Unfortunately I have not been able to figure out how to make sure this shape is directly in the center of the larger rectangle. I can try and eyeball it, but that’s not going to work for me, since the purpose of this sketch is to give myself accurate measurements for cutting.
How should I go about achieving this goal? I can take some screenshots if that helps?
To really help you get off on the right foot go to The Learning Center and Sketchup You Tube. Both are full of GOOD info by the Sketchup Team.
If I was doing it I would use inferencing and draw the smaller rectangle from the center. Look at the lower left of your SketchUp screen when you have the Rectangle tool selected. It’ll tell you that you can draw it from the center by tapping the Ctrl key.
Thank you both for your help! You used the word inferencing and after googling how that works in sketch-up, I’m far more dangerous now. I’ve cut my hole just as you demonstrated Dave, thanks again. Thank you also RLGL for the references, I will definitely dive in there the next time I get stuck.
Are you making your parts into Components as you finish drawing them?
For example, the ply table top, one long apron, one short apron, and a leg… Then copy and rotate or mirror the original component to complete the table.

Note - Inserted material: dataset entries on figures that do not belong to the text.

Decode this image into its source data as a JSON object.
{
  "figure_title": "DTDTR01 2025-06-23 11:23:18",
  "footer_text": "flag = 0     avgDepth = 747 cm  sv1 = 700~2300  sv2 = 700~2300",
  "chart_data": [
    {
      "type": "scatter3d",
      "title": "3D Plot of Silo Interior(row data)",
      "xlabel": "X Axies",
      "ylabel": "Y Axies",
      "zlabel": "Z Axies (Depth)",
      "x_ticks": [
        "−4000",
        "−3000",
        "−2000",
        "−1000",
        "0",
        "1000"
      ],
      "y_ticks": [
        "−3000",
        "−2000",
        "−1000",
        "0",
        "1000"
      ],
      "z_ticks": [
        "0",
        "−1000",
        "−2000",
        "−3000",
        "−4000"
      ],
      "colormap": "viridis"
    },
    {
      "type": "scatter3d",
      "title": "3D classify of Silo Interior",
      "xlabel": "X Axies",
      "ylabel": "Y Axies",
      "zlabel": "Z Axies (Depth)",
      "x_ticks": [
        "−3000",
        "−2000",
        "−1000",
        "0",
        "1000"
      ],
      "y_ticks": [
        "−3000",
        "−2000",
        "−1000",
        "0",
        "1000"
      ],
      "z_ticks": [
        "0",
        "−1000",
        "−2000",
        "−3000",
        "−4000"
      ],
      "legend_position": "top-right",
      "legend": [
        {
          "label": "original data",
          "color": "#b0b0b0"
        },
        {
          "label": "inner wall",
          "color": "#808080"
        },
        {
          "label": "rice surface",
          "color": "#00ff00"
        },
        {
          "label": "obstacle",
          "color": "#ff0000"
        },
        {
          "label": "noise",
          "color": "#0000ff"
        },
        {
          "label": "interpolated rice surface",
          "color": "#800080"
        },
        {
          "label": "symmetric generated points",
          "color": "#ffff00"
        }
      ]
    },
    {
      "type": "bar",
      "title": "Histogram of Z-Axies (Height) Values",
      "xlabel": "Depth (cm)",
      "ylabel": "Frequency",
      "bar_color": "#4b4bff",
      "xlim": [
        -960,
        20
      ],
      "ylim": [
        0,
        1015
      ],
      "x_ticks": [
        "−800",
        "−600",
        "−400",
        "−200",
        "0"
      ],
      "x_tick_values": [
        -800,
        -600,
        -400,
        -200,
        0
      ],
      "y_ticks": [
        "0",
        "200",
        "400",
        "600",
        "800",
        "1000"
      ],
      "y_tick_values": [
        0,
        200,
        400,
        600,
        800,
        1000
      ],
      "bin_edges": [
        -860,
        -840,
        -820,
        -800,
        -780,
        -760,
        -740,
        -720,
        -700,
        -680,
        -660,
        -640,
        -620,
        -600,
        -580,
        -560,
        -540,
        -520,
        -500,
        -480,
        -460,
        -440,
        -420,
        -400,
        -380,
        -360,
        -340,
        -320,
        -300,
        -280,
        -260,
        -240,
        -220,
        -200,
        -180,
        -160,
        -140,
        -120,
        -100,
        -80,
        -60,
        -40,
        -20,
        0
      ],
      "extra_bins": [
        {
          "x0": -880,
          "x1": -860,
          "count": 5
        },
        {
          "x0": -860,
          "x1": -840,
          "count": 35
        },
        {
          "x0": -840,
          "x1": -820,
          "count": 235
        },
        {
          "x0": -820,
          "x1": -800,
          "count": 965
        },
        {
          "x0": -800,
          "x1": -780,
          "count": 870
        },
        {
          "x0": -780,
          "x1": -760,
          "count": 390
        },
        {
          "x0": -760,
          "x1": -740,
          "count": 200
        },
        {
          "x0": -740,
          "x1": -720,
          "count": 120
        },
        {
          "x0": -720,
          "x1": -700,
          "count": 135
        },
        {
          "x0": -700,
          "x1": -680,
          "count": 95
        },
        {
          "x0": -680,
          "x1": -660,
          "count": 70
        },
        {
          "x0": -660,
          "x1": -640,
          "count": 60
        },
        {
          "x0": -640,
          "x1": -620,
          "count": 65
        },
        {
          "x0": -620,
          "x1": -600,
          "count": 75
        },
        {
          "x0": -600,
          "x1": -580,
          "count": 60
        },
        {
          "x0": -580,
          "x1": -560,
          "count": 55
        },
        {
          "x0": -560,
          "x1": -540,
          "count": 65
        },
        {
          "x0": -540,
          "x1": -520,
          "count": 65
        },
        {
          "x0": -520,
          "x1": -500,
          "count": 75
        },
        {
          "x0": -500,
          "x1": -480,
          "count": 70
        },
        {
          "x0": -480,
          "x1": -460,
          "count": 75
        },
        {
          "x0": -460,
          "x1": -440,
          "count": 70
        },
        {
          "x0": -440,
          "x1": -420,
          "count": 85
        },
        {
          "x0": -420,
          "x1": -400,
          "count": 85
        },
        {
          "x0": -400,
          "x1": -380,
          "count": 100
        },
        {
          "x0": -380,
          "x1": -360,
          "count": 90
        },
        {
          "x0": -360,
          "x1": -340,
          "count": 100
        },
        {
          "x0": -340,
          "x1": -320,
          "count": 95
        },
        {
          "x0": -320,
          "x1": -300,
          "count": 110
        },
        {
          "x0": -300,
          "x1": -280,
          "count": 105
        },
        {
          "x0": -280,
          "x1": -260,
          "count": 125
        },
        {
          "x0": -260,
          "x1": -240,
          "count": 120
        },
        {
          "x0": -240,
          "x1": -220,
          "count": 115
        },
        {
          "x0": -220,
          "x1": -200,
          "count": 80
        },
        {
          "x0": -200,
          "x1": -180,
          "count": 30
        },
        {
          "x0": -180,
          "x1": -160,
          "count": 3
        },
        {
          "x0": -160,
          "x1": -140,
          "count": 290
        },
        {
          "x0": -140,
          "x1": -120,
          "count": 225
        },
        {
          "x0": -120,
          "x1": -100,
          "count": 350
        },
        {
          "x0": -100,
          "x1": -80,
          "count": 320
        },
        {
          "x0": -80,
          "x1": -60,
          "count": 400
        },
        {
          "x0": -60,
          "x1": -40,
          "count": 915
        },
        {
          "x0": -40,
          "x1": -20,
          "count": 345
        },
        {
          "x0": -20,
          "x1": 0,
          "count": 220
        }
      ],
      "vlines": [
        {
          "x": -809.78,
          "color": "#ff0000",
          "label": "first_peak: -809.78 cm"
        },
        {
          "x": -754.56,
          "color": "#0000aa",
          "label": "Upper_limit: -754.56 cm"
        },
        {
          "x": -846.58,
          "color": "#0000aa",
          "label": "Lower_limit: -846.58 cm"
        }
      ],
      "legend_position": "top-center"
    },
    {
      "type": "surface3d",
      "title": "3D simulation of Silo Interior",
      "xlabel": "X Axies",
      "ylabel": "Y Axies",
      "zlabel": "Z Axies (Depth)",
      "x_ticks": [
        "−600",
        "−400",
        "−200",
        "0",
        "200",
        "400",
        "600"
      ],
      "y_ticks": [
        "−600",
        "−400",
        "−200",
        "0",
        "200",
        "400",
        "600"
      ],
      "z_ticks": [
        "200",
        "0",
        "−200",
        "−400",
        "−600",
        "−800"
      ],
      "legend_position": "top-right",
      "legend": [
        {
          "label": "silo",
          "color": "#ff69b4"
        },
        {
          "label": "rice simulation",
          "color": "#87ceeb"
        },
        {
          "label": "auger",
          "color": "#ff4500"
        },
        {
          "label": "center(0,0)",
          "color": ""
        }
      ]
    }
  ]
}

I was not, and as a result lots of components in my design are kind of ‘stuck together’. I just discovered the group and component features, and really wish I had used them, as I need to change some 2x6’s to 2x4’s and it’s all but impossible now the way I created it all without any separations for groups/components, but the design is coming along anyway and I’m very pleased. This software is very robust, and I’m learning every minute I’m in it.
Generally the best practice it to make each part you’d make in the shop as a component or group. My preference is to use only components. That makes it much easier to work with the model when you need to make edits or if you want to do things like create exploded views, detail views, or cutlists.
BTW, for identical or mirrored counterparts, you would copy the component (flip it for mirrored ones) instead of modeling each part individually.
I agree completely with @DaveR. I make every individual part of a model a component as soon as there is enough geometry to make it clear how to continue editing it. That matches actual shop practice, in which there is no such thing as portions of two different boards being in the same geometry collection (how would an edge of board b somehow share its existence with a face from board a? The boards are separate objects, so model them that way). Especially for furniture, there are almost always multiple parts that differ at most by a flip/mirror, which is one of the reasons I prefer components over groups.